Fiorentina have generated a positive net expected goal difference of 5.46 this season. They have a negative actual goal difference of seven. That gap, expressed in points, comes to 11.83. Nearly twelve points, dissolved into nothing by finishing that borders on the statistically absurd.
They sit on 35 points from 32 matches. The model says they should have 46.83. One number puts them in a relegation scrap. The other puts them in the European conversation. Both describe the same team playing the same football.
The Finishing Problem
Fiorentina have taken 424 shots this season and converted them into 37 goals against an expected return of 47.49. That finishing delta of -10.49 is not a blip. Over 32 matches, it is a pattern, a squad-wide inability to convert quality chances into actual goals at anything close to the expected rate.
To put it plainly: Fiorentina have left more than ten goals on the pitch. Spread across 32 games, that is roughly one vanished goal every three matches. Some of those would have turned draws into wins. Some would have turned losses into draws. The compounding effect on the points table is brutal.
The xPoints Gap Nobody Mentions
Pisa, Serie A's most cursed team at a Luck Index of -80, get the headlines. Deservedly so. But Fiorentina's xPoints delta of -11.83 tells a story that deserves attention precisely because of the club's stature. This is not a newly promoted side falling victim to variance. This is a team with European pedigree sitting nearly twelve points below where their underlying performance says they belong.
At 46.83 expected points, Fiorentina would be comfortably in the top half, likely pushing for Conference League qualification.
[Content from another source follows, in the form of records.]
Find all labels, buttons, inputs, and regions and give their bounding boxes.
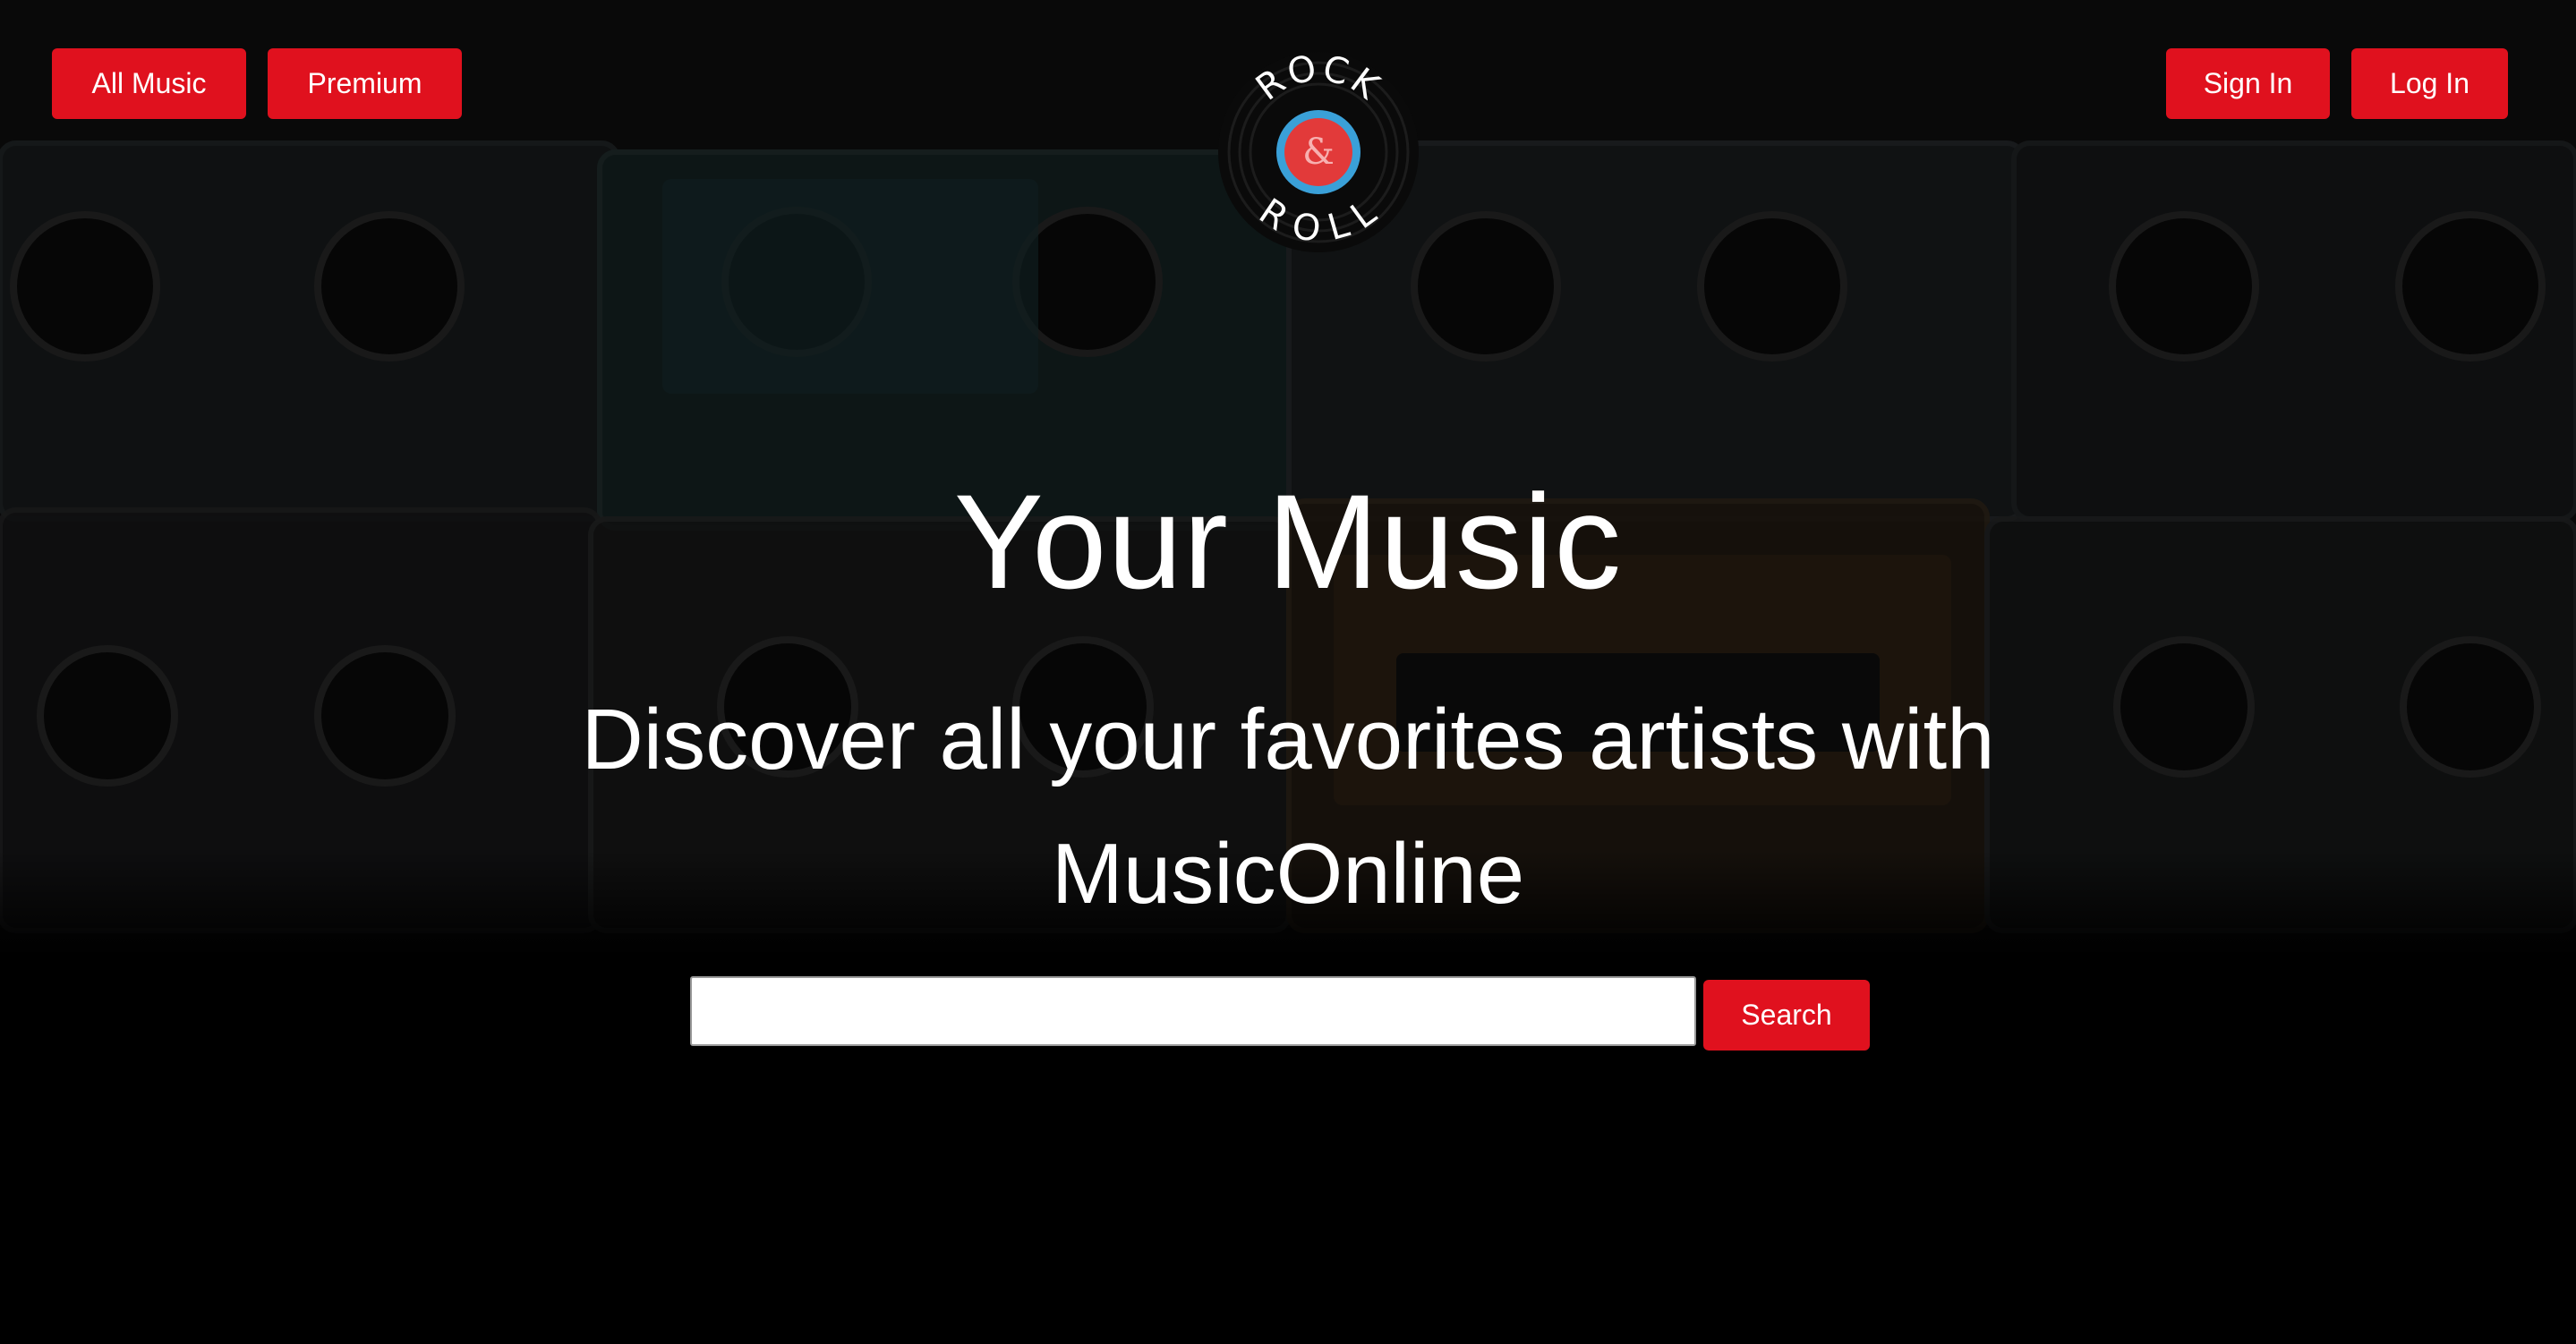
all-music-button[interactable]: All Music xyxy=(52,48,246,119)
log-in-button[interactable]: Log In xyxy=(2351,48,2508,119)
hero-subtitle: Discover all your favorites artists with… xyxy=(581,692,1995,922)
hero-title: Your Music xyxy=(953,466,1623,617)
search-input[interactable] xyxy=(690,976,1696,1046)
logo-ampersand: & xyxy=(1302,132,1335,173)
rock-and-roll-logo[interactable]: ROCK & ROLL xyxy=(1215,47,1421,255)
premium-button[interactable]: Premium xyxy=(268,48,462,119)
sign-in-button[interactable]: Sign In xyxy=(2166,48,2330,119)
page: All Music Premium Sign In Log In ROCK & … xyxy=(0,0,2576,1344)
search-button[interactable]: Search xyxy=(1703,980,1870,1051)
At 35 actual points, they are looking over their shoulder. The distance between those two realities is entirely explained by conversion.
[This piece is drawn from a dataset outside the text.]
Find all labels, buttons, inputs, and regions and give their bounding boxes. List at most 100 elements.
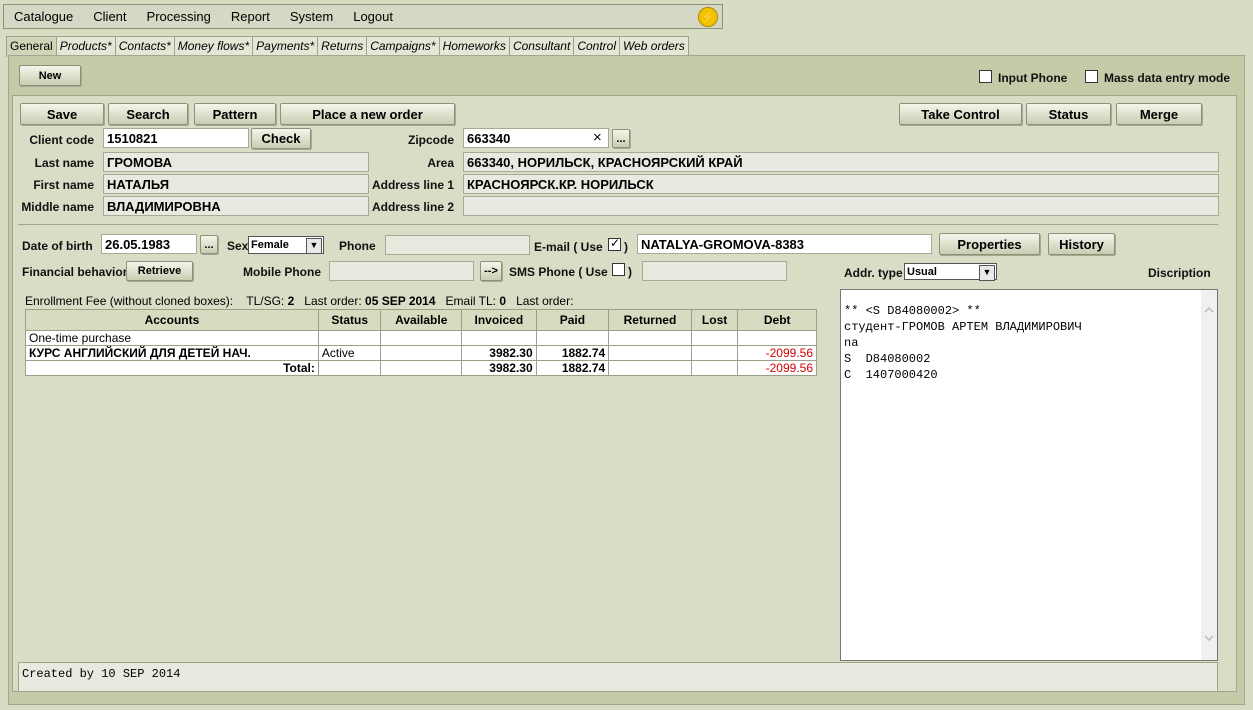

Defence: Slightly Cursed, Not Catastrophic
The defensive picture is less dramatic but still tilted the wrong way. Fiorentina have conceded 44 goals against an xGA of 42.03, a variance of 1.97. That is not a crisis. It is, however, another small leak in a boat that is already taking on water from the finishing end. They are conceding roughly two goals more than the quality of chances against them would suggest, which over a season adds another point or two to the deficit.
The shot balance tells a similar story. At 424 shots for and 419 against, Fiorentina are not dominating possession or territory. They are roughly even, which makes the positive net xG all the more notable. The quality of their chances has been meaningfully better than what they have faced. They just have not finished them.
What the Curse Is, and What It Isn't
Honesty matters here. Fiorentina are not a secretly elite team trapped by bad luck. Their shot volume is ordinary. Their schedule strength of 1.2 is slightly above average, meaning they have faced a marginally tougher set of opponents than the typical Serie A side. Their discipline record of 72 yellows and 2 reds is unremarkable. Their injury burden of 108 is actually below the league average of 120, so they cannot blame the treatment room.
What they are is a team whose underlying chance creation and defensive quality clearly merit a mid-table-to-European position, and whose finishing has systematically destroyed that. A Luck Index of -38 is severe. It is the third worst in Serie A for a reason.
Twelve points is a lot of points to lose to variance.
What Regression Would Buy Them
Fiorentina have six matches remaining. If finishing reverts even partially toward expected rates, the math changes quickly. Converting at their xG rate rather than their actual rate would likely add two to three goals across the remaining fixtures, translating to roughly four to six additional points. That would not save the season in any dramatic sense, but it would be the difference between finishing in the bottom third and finishing in the middle of the pack, which is where the data says they have belonged all along.
The table says Fiorentina are a bad team. The underlying numbers say they are an average-to-decent team with a finishing problem. The truth, as usual, is in the expected goals column. It just has not shown up on the scoreboard yet.